Project Summary/Abstract All animals possess a robust innate immune response that depends on their ability to recognize viral double- stranded RNA (dsRNA) as foreign. Yet, animal cells also encode and express dsRNA, and this cellular dsRNA must be distinguished as “self” to prevent an aberrant immune response. Adenosine deaminases that act on RNA, or ADARs, deaminate dsRNA to mark it as self and prevent an aberrant immune response. In this capacity ADARs serve as an ”Innate Immune Checkpoint” (IIC), and recent studies reveal that a decrease in ADAR activity in tumors releases this IIC, eliciting an immune response that leads to cell death. ADARs are the only IIC known to date, and proposed studies are designed to fill this gap in knowledge towards the goal of new immunotherapies. Comparative phylogenetic analyses will be complemented with molecular biology and biochemistry experiments to identify mitigators, such as ADARs, that prevent inappropriate deployment of antiviral defense, and ancient incompatibilities, such as invertebrate proteins that may activate an antiviral response when introduced into vertebrates. Experiments in mammalian cells and mice, and the invertebrate model organism, C. elegans, will provide a wide phylogenetic sampling to identify, test, and compare new IICs. Engineered mice and cell lines are in hand, and established assays are in place, to monitor effects on the immune pathway of both animals. Known dsRNA binding proteins, as well as those identified by immunoprecipitation strategies, will be prioritized by phylogenetic assays for testing as IICs. In vitro biochemistry experiments, and structural analyses, will guide subsequent rounds of phylogenetic comparisons. Mammalian ADAR1 p150 prevents an interferon response by modulating the MDA5 arm of the vertebrate innate immune pathway, and IICs for the RIG-I arm have not been reported. Strategies to identify IICs for the RIG-I arm will focus on enzymes known to modify the 5' terminus of RNA, a known epitope for RIG-I recognition. The culmination of proposed studies will be the evaluation of candidate IICs in experimental models of tumorigenesis.
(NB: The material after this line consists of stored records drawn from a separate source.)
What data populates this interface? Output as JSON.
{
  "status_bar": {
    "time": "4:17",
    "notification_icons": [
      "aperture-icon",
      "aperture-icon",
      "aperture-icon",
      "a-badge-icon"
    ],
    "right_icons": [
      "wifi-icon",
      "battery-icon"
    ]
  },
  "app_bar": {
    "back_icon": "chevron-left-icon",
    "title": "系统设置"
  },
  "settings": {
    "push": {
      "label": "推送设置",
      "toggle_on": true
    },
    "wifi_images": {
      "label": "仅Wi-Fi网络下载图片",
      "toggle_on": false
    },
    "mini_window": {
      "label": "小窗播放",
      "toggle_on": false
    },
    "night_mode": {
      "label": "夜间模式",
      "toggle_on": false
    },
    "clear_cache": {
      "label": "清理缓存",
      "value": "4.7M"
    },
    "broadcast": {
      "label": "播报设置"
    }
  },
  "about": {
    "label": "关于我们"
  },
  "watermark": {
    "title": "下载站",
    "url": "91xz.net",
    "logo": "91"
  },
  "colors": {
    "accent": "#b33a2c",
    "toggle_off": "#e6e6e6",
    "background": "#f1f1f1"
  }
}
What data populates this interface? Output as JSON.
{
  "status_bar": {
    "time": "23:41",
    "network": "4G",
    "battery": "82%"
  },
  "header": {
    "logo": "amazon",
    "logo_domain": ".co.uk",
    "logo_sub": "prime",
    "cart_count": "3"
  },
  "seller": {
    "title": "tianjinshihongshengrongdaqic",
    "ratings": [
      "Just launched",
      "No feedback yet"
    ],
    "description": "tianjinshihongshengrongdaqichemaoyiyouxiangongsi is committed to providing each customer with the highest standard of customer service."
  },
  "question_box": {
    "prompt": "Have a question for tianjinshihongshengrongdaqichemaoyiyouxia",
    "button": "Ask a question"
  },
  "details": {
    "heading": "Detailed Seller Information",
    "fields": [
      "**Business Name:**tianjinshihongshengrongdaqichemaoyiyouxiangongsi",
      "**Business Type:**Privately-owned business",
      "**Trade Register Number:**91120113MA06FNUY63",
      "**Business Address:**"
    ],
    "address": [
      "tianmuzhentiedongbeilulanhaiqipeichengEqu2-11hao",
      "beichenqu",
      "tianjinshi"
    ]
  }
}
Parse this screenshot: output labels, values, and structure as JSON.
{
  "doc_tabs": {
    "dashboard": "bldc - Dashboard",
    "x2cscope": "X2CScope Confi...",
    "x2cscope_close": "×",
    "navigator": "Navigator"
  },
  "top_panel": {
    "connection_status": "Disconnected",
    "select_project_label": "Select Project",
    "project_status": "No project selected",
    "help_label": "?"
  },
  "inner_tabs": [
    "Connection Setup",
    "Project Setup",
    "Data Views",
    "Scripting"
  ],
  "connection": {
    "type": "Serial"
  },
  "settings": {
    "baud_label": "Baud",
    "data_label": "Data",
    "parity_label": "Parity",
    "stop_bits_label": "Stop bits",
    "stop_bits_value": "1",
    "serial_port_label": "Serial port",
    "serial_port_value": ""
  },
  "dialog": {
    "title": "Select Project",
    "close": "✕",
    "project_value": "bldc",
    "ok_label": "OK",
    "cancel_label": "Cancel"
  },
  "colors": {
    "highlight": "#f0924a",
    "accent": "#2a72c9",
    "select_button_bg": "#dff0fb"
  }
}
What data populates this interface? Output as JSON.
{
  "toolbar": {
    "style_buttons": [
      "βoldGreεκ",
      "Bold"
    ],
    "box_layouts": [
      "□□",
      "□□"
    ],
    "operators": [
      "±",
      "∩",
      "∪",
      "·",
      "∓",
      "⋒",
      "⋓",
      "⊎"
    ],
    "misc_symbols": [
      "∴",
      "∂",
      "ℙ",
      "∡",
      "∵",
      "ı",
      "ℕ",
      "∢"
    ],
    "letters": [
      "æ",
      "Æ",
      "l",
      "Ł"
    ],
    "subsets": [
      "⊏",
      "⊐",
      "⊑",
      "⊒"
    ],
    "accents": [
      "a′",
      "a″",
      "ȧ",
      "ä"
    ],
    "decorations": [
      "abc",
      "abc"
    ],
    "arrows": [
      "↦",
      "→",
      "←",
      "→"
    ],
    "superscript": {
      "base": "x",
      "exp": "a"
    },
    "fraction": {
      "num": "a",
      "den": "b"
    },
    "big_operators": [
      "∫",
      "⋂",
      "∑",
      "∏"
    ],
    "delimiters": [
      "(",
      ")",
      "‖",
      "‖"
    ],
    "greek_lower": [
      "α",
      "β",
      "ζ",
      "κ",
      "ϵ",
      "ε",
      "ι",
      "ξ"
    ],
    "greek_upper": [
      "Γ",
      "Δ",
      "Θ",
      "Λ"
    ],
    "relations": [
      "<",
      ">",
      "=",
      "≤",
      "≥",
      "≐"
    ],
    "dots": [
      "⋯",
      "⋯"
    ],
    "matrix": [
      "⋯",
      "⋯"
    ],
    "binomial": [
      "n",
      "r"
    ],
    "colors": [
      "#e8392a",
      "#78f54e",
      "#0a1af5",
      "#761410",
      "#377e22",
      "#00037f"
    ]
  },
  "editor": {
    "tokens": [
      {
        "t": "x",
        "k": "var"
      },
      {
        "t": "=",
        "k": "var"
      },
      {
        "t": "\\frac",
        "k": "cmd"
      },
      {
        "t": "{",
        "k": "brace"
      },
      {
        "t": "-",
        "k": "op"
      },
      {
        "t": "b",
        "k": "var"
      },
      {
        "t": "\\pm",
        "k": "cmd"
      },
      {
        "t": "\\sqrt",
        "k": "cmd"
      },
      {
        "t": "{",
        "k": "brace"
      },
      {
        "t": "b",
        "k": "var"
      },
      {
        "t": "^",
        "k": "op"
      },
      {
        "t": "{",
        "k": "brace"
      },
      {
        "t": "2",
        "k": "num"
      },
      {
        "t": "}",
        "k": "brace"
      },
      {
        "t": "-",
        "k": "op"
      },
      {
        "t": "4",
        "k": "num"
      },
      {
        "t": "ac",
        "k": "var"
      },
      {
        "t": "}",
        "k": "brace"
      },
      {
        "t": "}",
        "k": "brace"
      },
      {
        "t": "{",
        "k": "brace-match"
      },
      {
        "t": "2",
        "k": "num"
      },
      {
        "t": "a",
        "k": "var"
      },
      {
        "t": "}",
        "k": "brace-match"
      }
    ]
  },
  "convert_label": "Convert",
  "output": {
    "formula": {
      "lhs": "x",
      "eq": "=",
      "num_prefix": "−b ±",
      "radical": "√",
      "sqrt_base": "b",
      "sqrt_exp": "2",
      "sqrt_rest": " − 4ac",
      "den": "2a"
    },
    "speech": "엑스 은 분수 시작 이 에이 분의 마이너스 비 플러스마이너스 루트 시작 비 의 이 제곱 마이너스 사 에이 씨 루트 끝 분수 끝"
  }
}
项目摘要/摘要 所有动物都具有强大的先天免疫反应，取决于其识别病毒双重的能力 滞留的RNA（dsRNA）作为异国，动物细胞和表达dsRNA，该细胞dsrna 必须区分为“自我”，以防止异常的免疫反应。 RNA或ADAR的脱氨酸dsRNA将其标记为自我，并以这种能力预防和异常响应 ADAR充当“先天免疫检查点”（IIC），并重新开始Adar Activity的狂欢 在肿瘤中，释放了这种IIC，引起了导致细胞死亡的免疫反应。 迄今 免疫疗法。 生物化学实验以识别缓解剂，例如ADARS，公主不适当的部署 抗抗防御和古代不相容性，例如无脊椎动物蛋白激活抗病毒 当在哺乳动物和小鼠中引入脊椎动物时 模型有机体C. exemans将提供广泛的系统发育采样，以识别，测试和比较新的IIC。 工程的小鼠和细胞lin在手里，已建立的测定法，以监控对免疫的影响 两种动物的途径。 策略将通过系统发育测定作为IIC的测试优先考虑。 结构分析将指导随后的系统发育比较。 通过调节脊椎动物先天免疫途径的MDA5臂来防止干扰素响应 尚未向IIC的IIC提出RIG-I ARM的IIC。 已知可以修改RNA的5'末端，这是一种已知的rig-i识别的表位。 研究将是对肿瘤发生实验模型中候选IIC的评估。